On the flip side, many advocates for the gig economy genuinely believe their new business model is better for workers’ lives. And for many workers, it is: Uber and Lyft and many of their like are strong platforms for part-time workers who make gig work a supplement to a full-time job.
But the reality of who benefits seems to relate directly to the type of gig work one does and how much of it one performs: According to a JPMorgan Chase Institute study, from 2013 to 2017, gig-worker earnings fell by 53 percent in the transportation sector but grew by 69 percent in the leasing sector. Thus, if you’re driving, you’re likely worse off than you were five years ago. But if you’re renting an apartment, you’re faring much better.
Meanwhile, it’s somewhat unclear how many people the gig economy really serves. Government agencies can’t even agree on “who” a gig worker is: The Bureau of Labor Statistics recently declared a slight decline over 12 years in gig economy workers to 10 percent of the workforce, while the Federal Reserve says contractors compose closer to 30 percent, the difference being whether gig work is primary or supplemental income, which again, isn’t easy to measure. Even Alan Krueger and Lawrence Katz, the two economists who published a widely cited study in 2016 on the gig economy, recently walked back their conclusions that the gig economy was growing rapidly.

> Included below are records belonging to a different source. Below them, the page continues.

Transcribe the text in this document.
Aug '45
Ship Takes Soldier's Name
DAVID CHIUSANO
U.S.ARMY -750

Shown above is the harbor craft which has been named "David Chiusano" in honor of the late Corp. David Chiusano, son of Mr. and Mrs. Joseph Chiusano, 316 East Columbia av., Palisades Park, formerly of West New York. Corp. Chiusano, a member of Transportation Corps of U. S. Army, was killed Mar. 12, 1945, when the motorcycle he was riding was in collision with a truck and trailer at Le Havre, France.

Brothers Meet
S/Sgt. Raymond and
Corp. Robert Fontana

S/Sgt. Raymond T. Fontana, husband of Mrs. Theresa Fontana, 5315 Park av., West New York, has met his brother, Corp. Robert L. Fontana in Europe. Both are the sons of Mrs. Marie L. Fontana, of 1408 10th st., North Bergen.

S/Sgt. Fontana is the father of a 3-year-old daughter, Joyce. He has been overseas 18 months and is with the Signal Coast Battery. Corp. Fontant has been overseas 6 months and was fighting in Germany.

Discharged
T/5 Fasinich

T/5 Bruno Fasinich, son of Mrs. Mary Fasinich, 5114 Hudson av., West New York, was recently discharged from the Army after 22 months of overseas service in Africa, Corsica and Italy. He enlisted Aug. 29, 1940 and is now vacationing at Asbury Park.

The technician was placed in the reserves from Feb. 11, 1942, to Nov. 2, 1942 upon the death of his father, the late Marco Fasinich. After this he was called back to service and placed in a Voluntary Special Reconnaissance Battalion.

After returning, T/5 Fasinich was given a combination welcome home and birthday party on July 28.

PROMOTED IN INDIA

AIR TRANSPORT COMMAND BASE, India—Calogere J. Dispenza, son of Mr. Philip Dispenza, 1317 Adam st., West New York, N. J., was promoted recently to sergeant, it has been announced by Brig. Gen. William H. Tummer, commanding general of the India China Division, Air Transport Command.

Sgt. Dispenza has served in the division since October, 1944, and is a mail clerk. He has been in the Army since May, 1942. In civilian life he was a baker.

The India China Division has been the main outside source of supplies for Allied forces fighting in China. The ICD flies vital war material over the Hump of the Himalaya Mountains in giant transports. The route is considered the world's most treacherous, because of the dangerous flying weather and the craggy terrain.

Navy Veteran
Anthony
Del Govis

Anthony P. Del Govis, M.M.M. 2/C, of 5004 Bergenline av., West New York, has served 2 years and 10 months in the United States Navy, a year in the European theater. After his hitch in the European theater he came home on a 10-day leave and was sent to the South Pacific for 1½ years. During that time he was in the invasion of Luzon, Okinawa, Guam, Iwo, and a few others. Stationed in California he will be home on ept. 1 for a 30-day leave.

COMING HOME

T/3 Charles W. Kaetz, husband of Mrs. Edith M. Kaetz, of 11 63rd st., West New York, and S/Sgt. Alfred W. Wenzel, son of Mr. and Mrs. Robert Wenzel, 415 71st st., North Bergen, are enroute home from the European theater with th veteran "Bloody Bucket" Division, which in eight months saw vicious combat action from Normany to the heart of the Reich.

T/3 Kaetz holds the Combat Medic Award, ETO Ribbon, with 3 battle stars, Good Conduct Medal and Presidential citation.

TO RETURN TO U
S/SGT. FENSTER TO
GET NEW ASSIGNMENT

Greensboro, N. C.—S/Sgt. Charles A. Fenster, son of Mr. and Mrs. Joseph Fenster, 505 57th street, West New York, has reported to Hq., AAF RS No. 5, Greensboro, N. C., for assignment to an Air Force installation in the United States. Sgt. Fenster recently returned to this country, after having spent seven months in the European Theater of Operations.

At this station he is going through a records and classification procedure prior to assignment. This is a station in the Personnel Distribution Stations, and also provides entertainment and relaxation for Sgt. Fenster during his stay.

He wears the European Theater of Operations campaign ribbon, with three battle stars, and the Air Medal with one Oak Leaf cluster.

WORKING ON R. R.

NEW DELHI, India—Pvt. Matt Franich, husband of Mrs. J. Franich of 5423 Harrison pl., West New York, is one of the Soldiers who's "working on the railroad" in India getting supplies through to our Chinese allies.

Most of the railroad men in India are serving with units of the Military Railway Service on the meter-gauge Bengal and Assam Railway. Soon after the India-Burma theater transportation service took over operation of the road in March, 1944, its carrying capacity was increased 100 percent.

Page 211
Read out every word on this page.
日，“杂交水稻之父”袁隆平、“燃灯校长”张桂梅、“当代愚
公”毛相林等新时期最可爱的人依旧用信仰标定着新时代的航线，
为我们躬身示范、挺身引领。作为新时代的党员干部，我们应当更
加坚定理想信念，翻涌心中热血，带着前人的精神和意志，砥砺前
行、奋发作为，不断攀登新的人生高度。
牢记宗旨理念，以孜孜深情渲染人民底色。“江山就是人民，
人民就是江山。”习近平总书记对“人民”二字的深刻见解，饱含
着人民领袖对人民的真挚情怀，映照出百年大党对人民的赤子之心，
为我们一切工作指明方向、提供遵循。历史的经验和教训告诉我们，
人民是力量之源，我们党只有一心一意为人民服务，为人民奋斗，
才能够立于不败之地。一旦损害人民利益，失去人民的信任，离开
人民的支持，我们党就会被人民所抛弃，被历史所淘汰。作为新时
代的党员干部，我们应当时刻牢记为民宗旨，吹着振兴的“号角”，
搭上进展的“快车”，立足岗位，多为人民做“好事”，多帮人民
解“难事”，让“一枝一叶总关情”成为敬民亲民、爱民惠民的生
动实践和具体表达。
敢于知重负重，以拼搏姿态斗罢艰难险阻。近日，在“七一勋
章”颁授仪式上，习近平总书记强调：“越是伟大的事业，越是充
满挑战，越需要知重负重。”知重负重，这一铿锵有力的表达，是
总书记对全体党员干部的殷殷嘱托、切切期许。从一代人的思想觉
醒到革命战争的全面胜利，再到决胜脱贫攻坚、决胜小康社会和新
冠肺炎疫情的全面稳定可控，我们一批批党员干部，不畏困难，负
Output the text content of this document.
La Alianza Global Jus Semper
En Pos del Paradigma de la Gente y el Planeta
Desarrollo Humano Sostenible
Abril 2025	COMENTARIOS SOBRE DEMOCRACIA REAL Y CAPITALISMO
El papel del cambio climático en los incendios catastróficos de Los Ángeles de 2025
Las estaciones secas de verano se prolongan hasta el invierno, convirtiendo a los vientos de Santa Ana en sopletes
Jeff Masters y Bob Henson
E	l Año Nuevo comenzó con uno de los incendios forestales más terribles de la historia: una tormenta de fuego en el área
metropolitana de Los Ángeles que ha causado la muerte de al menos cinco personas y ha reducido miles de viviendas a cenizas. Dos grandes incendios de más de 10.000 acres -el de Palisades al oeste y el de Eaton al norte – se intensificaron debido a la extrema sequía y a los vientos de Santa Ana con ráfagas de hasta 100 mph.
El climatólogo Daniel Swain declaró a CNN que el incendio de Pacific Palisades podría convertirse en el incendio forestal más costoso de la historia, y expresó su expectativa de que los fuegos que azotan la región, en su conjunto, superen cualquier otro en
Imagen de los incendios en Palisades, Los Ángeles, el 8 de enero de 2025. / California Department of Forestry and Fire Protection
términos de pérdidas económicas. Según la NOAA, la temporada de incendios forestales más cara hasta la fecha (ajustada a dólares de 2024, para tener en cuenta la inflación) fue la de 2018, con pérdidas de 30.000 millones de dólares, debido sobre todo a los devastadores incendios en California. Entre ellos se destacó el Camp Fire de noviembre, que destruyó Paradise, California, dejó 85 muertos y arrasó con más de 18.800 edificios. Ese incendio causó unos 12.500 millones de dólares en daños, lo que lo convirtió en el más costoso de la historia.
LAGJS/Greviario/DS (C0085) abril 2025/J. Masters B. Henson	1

Growing or not, it’s clear though that politicians are not keen to fund the social costs of these new business models; more likely, they will force tech companies to unravel the problems themselves. In December, New York officials enacted a guaranteed minimum wage for ride-hailing drivers of $17.22 per hour. Neither the UBERians nor the UBIans applauded. That may be because it’s increasingly clear what most people want: a traditional relationship with their employer. Silicon Valley would be wise to heed the signs — as well as the literal signage — now popping up on streets. Last year, when striking workers picketed outside many Marriott hotels in San Francisco, they held up signs that said, “One job should be enough.”
While the future may mean choosing no job or many, many of us are still with Aristotle, craving that weekend nap.